José Horta Manzano
Certos pormenores, embora pareçam insignificantes, dão recado certeiro. O distinto leitor já terá reparado que, no Brasil, fala-se muito mais em direitos do que em deveres, pois não?
Desde o sublime direito de ir e vir até o folclórico «exijo meus dereito», passando por todas as garantias intermediárias, sempre tive a impressão de que temos direitos demais e deveres de menos.

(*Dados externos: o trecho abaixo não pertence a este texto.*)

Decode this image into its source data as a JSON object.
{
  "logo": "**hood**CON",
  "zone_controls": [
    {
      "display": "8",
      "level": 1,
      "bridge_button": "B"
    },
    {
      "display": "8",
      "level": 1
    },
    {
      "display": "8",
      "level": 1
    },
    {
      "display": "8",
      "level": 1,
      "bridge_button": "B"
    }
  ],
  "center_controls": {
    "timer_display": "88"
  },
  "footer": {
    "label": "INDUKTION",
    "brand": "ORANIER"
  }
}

Diz a lógica que não se pode gastar o que não se tem. A Lei de Responsabilidade Fiscal é materialização desse princípio. A cada despesa, tem de corresponder uma receita, caso contrário, o jeito é tomar dinheiro emprestado. E endividamento em excesso acaba provocando, sabemos, o rompimento da corda. Em geral, do lado mais fraco, que assim são as coisas.

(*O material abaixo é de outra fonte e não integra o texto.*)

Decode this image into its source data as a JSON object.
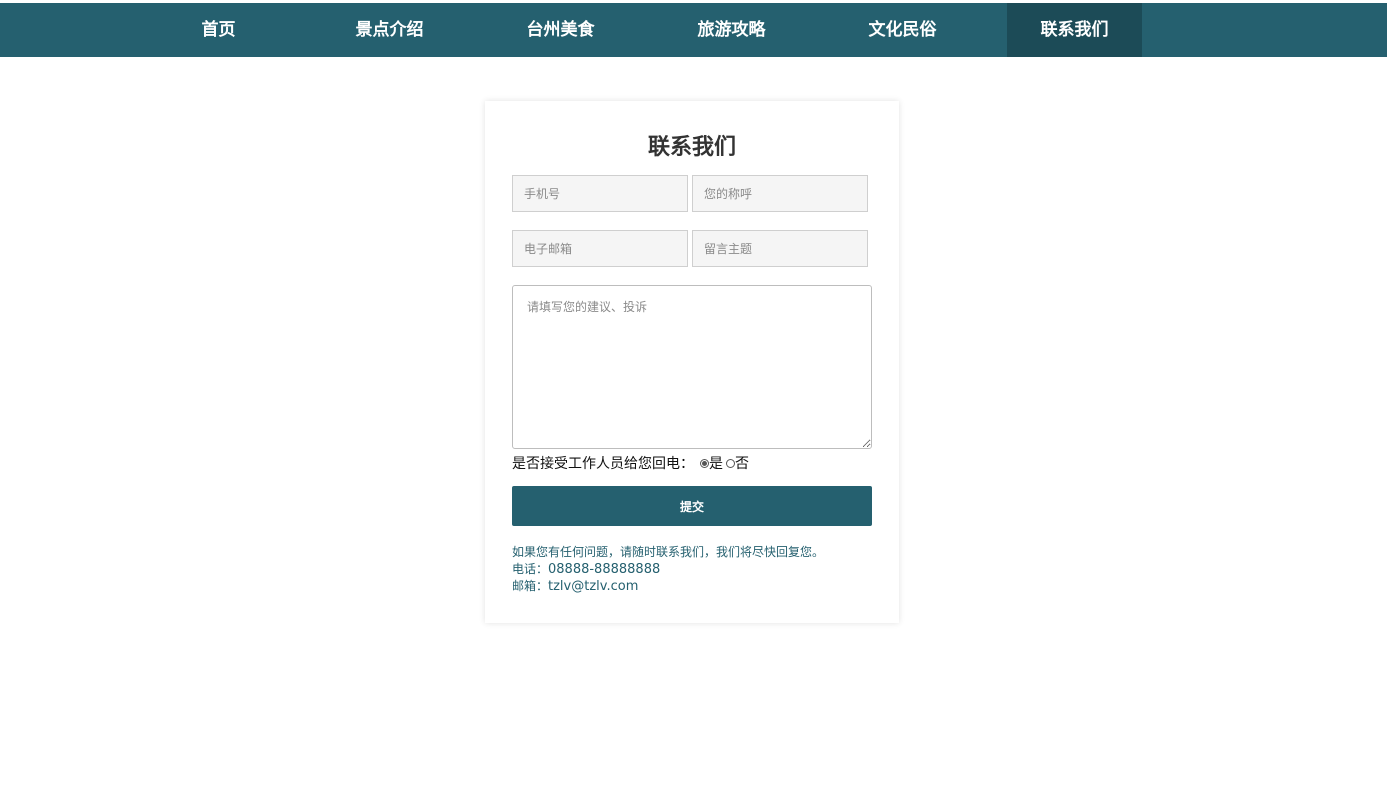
{
  "nav": {
    "items": [
      {
        "label": "首页"
      },
      {
        "label": "景点介绍"
      },
      {
        "label": "台州美食"
      },
      {
        "label": "旅游攻略"
      },
      {
        "label": "文化民俗"
      },
      {
        "label": "联系我们"
      }
    ],
    "active_index": 5
  },
  "form": {
    "title": "联系我们",
    "phone_placeholder": "手机号",
    "name_placeholder": "您的称呼",
    "email_placeholder": "电子邮箱",
    "subject_placeholder": "留言主题",
    "message_placeholder": "请填写您的建议、投诉",
    "callback_label": "是否接受工作人员给您回电：",
    "callback_options": [
      {
        "label": "是",
        "checked": true
      },
      {
        "label": "否",
        "checked": false
      }
    ],
    "submit_label": "提交"
  },
  "info": {
    "note": "如果您有任何问题，请随时联系我们，我们将尽快回复您。",
    "phone_label": "电话：",
    "phone_value": "08888-88888888",
    "email_label": "邮箱：",
    "email_value": "tzlv@tzlv.com"
  },
  "colors": {
    "brand": "#25606f",
    "brand_dark": "#1c4b57"
  }
}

A mesma lógica ensina que, a direitos, hão de corresponder deveres. Se o trabalhador tem direito a salário, tem o dever de trabalhar para merecê-lo. Se o espectador tem direito a assistir a um filme, tem o dever de pagar o bilhete de entrada no cinema. Se vigora o direito ao pensamento crítico e à sua livre expressão, contrapõe-se o dever de respeitar a honra e a dignidade da pessoa criticada.
A Constituição é o arcabouço de nosso contrato social. Nenhuma lei, nenhum dispositivo, nenhum regulamento pode contrariá-la. Assim, direitos e deveres básicos já constam, em esboço, em nossa Lei Maior. Não sei se alguém já teve a curiosidade de contar quantas vezes os termos «direitos» e «deveres» aparecem no texto de 1988.
Pois eu tive. É singular. A palavra direitos, no plural, é mencionada 78 vezes. Surpreendentemente, o termo deveres, só aparece… 6 vezes. O distinto leitor leu bem: meia dúzia de vezes. Em nosso país, a não relação ‒ pra não dizer o divórcio ‒ entre os dois conceitos parece institucionalizada.
Maldade
Levei a curiosidade um pouquinho além. Quis saber qual era a relação entre 78 e 6. Dividindo um pelo outro, dá exatamente 13. Ô numerozinho complicado, sô! Na dezena, é borboleta. No grupo, é galo. No andar de cima, está mais pra ave de rapina.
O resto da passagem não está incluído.